PageKicker includes several tools for extended analysis of PDF documents and collections of documents.

montageur.sh

montageur is a preliminary effort at creating a visual "gist" of a PDF document. The program extracts all the images from a PDF, discards very small ones under a 1000-byte-size threshold (these are usually typographic elements such as bullets and dingbats), then a) creates a poster-size montage of all images and b) a smaller graphic containing the top "n" images by descending image size, which is a crude (but actually pretty effective) proxy for relevance.

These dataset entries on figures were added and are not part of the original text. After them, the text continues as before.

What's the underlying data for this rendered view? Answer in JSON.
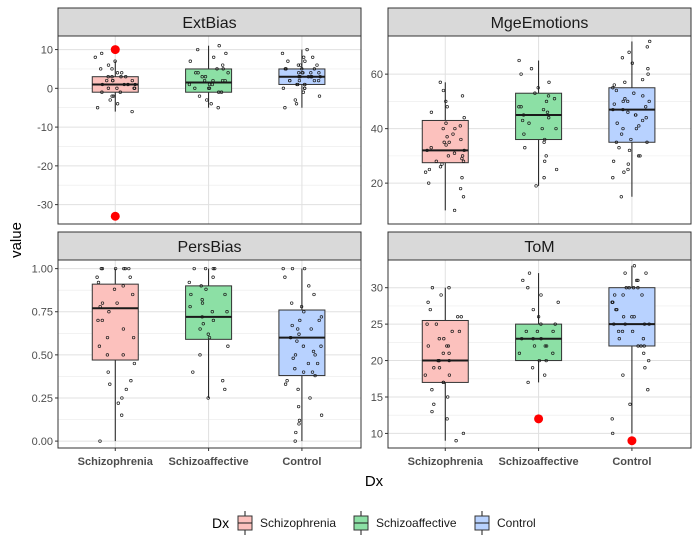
{
  "chart_data": {
    "type": "boxplot",
    "xlabel": "Dx",
    "ylabel": "value",
    "categories": [
      "Schizophrenia",
      "Schizoaffective",
      "Control"
    ],
    "colors": {
      "Schizophrenia": "#F8766D",
      "Schizoaffective": "#00BA38",
      "Control": "#619CFF"
    },
    "outlier_color": "#FF0000",
    "legend": {
      "title": "Dx",
      "entries": [
        "Schizophrenia",
        "Schizoaffective",
        "Control"
      ],
      "position": "bottom"
    },
    "grid": true,
    "panels": [
      {
        "title": "ExtBias",
        "ylim": [
          -35,
          13.5
        ],
        "yticks": [
          10,
          0,
          -10,
          -20,
          -30
        ],
        "ytick_labels": [
          "10",
          "0",
          "-10",
          "-20",
          "-30"
        ],
        "boxes": [
          {
            "category": "Schizophrenia",
            "q1": -1,
            "median": 1,
            "q3": 3,
            "whisker_low": -6,
            "whisker_high": 7,
            "outliers": [
              10,
              -33
            ]
          },
          {
            "category": "Schizoaffective",
            "q1": -1,
            "median": 1.5,
            "q3": 5,
            "whisker_low": -5,
            "whisker_high": 11,
            "outliers": []
          },
          {
            "category": "Control",
            "q1": 1,
            "median": 3,
            "q3": 5,
            "whisker_low": -5,
            "whisker_high": 10,
            "outliers": []
          }
        ],
        "points": [
          [
            -6,
            -5,
            -4,
            -3,
            -2,
            -1,
            -1,
            0,
            0,
            0,
            1,
            1,
            1,
            1,
            2,
            2,
            2,
            3,
            3,
            3,
            4,
            4,
            5,
            5,
            6,
            7,
            8,
            9,
            -2,
            0,
            1,
            2,
            3
          ],
          [
            -5,
            -4,
            -3,
            -2,
            -1,
            -1,
            0,
            0,
            1,
            1,
            1,
            2,
            2,
            2,
            3,
            3,
            4,
            4,
            5,
            5,
            6,
            7,
            8,
            9,
            10,
            11,
            0,
            2,
            4
          ],
          [
            -5,
            -4,
            -3,
            -2,
            -1,
            0,
            0,
            1,
            1,
            1,
            2,
            2,
            2,
            3,
            3,
            3,
            3,
            4,
            4,
            4,
            5,
            5,
            5,
            6,
            6,
            7,
            7,
            8,
            8,
            9,
            10,
            0,
            1,
            2,
            3,
            4,
            5,
            6,
            2,
            3,
            4,
            5
          ]
        ]
      },
      {
        "title": "MgeEmotions",
        "ylim": [
          5,
          74
        ],
        "yticks": [
          60,
          40,
          20
        ],
        "ytick_labels": [
          "60",
          "40",
          "20"
        ],
        "boxes": [
          {
            "category": "Schizophrenia",
            "q1": 27.5,
            "median": 32,
            "q3": 43,
            "whisker_low": 10,
            "whisker_high": 57,
            "outliers": []
          },
          {
            "category": "Schizoaffective",
            "q1": 36,
            "median": 45,
            "q3": 53,
            "whisker_low": 19,
            "whisker_high": 65,
            "outliers": []
          },
          {
            "category": "Control",
            "q1": 35,
            "median": 47,
            "q3": 55,
            "whisker_low": 15,
            "whisker_high": 72,
            "outliers": []
          }
        ],
        "points": [
          [
            10,
            15,
            18,
            20,
            22,
            24,
            25,
            26,
            27,
            28,
            29,
            30,
            30,
            31,
            32,
            32,
            33,
            34,
            35,
            36,
            37,
            38,
            40,
            41,
            42,
            44,
            46,
            48,
            50,
            52,
            54,
            57,
            28,
            35,
            40
          ],
          [
            19,
            22,
            25,
            28,
            30,
            33,
            35,
            36,
            38,
            40,
            42,
            43,
            44,
            45,
            46,
            47,
            48,
            50,
            51,
            52,
            53,
            55,
            57,
            60,
            62,
            65,
            40,
            48
          ],
          [
            15,
            22,
            24,
            25,
            27,
            28,
            30,
            32,
            33,
            35,
            36,
            38,
            40,
            41,
            42,
            43,
            44,
            45,
            46,
            47,
            47,
            48,
            49,
            50,
            50,
            51,
            52,
            53,
            54,
            55,
            56,
            57,
            58,
            60,
            62,
            64,
            66,
            68,
            70,
            72,
            40,
            45,
            50,
            30,
            35
          ]
        ]
      },
      {
        "title": "PersBias",
        "ylim": [
          -0.04,
          1.05
        ],
        "yticks": [
          1.0,
          0.75,
          0.5,
          0.25,
          0.0
        ],
        "ytick_labels": [
          "1.00",
          "0.75",
          "0.50",
          "0.25",
          "0.00"
        ],
        "boxes": [
          {
            "category": "Schizophrenia",
            "q1": 0.47,
            "median": 0.77,
            "q3": 0.91,
            "whisker_low": 0.0,
            "whisker_high": 1.0,
            "outliers": []
          },
          {
            "category": "Schizoaffective",
            "q1": 0.59,
            "median": 0.72,
            "q3": 0.9,
            "whisker_low": 0.25,
            "whisker_high": 1.0,
            "outliers": []
          },
          {
            "category": "Control",
            "q1": 0.38,
            "median": 0.6,
            "q3": 0.76,
            "whisker_low": 0.0,
            "whisker_high": 1.0,
            "outliers": []
          }
        ],
        "points": [
          [
            0.0,
            0.15,
            0.22,
            0.25,
            0.3,
            0.35,
            0.4,
            0.45,
            0.5,
            0.55,
            0.6,
            0.65,
            0.7,
            0.75,
            0.78,
            0.8,
            0.85,
            0.88,
            0.9,
            0.92,
            0.95,
            1.0,
            1.0,
            1.0,
            1.0,
            1.0,
            1.0,
            0.6,
            0.7,
            0.8,
            0.5,
            0.95,
            0.33
          ],
          [
            0.25,
            0.3,
            0.35,
            0.4,
            0.5,
            0.55,
            0.6,
            0.62,
            0.65,
            0.68,
            0.7,
            0.72,
            0.75,
            0.78,
            0.8,
            0.82,
            0.85,
            0.88,
            0.9,
            0.92,
            0.95,
            1.0,
            1.0,
            1.0,
            1.0,
            0.75,
            0.85
          ],
          [
            0.0,
            0.05,
            0.1,
            0.12,
            0.15,
            0.2,
            0.25,
            0.3,
            0.33,
            0.35,
            0.38,
            0.4,
            0.42,
            0.45,
            0.48,
            0.5,
            0.52,
            0.55,
            0.58,
            0.6,
            0.62,
            0.65,
            0.67,
            0.7,
            0.72,
            0.75,
            0.78,
            0.8,
            0.85,
            0.9,
            0.95,
            1.0,
            1.0,
            1.0,
            0.5,
            0.6,
            0.7,
            0.4,
            0.55,
            0.65,
            0.45
          ]
        ]
      },
      {
        "title": "ToM",
        "ylim": [
          8,
          33.8
        ],
        "yticks": [
          30,
          25,
          20,
          15,
          10
        ],
        "ytick_labels": [
          "30",
          "25",
          "20",
          "15",
          "10"
        ],
        "boxes": [
          {
            "category": "Schizophrenia",
            "q1": 17,
            "median": 20,
            "q3": 25.5,
            "whisker_low": 9,
            "whisker_high": 30,
            "outliers": []
          },
          {
            "category": "Schizoaffective",
            "q1": 20,
            "median": 23,
            "q3": 25,
            "whisker_low": 17,
            "whisker_high": 32,
            "outliers": [
              12
            ]
          },
          {
            "category": "Control",
            "q1": 22,
            "median": 25,
            "q3": 30,
            "whisker_low": 10,
            "whisker_high": 33,
            "outliers": [
              9
            ]
          }
        ],
        "points": [
          [
            9,
            10,
            12,
            13,
            14,
            15,
            16,
            17,
            17,
            18,
            18,
            19,
            19,
            20,
            20,
            20,
            21,
            21,
            22,
            22,
            23,
            23,
            24,
            25,
            25,
            26,
            26,
            27,
            28,
            29,
            30,
            30,
            20,
            22,
            24
          ],
          [
            17,
            18,
            19,
            20,
            20,
            21,
            21,
            22,
            22,
            23,
            23,
            23,
            24,
            24,
            25,
            25,
            26,
            27,
            28,
            29,
            30,
            31,
            32,
            22,
            24
          ],
          [
            10,
            12,
            14,
            16,
            18,
            19,
            20,
            21,
            22,
            22,
            23,
            23,
            24,
            24,
            25,
            25,
            25,
            26,
            26,
            27,
            27,
            28,
            28,
            29,
            29,
            30,
            30,
            30,
            31,
            31,
            32,
            32,
            33,
            24,
            26,
            28,
            30,
            22,
            25,
            29
          ]
        ]
      }
    ]
  }
}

Location: scripts/bin/montageur.sh

Requires: pdfimages, fdupes, pdftk, imagemagick

Syntax:

montageur.sh --pdfinfile --maximages --outfile --montageurdir --tmpdir --environment --tmpdir --passuuid

pdfinfile must be supplied explicitly, all others have reasonable defaults

outputs:

  • all unique jpegs from PDF plus a zip of same are found in montageurdir
  • montage.jpg
  • montagetopn.jpg

decimator.sh

Decimator is a script that runs against any PDF (lengthy ones are assumed) and creates a 10-slide presentation-style deck with a mix of images and text. The goal is to reduce any PDF, however lengthy and technical, to a simple deck that can be paged through in 5 minutes or less. This is very rough, primarily because I have not solved the issues involved in generating pretty output slides. I tried using LaTex but its defaults are heavily tilted towards portrait with wide margins, which is pretty much the opposite of what's needed here. We could do the text in imagemagick but that requires a lot of time-consuming tweaking that I have not yet been able to prioritize.

Decimator accepts either local PDF files or an URL to a PDF file as input.

Location: scripts/bin/decimator.sh

Requires: imagemagick, pdftk, pdftotext, ebook-convert, Cmdflesh.jar

Syntax:

--decimator.sh --pdfinfile --pdfurl --reporttitle --tldr --outdir --passuuid

Either pdfinfile or pdfurl is required.

tldr is a user-provided nutshell summary of the PDF that appears on a slide by itself.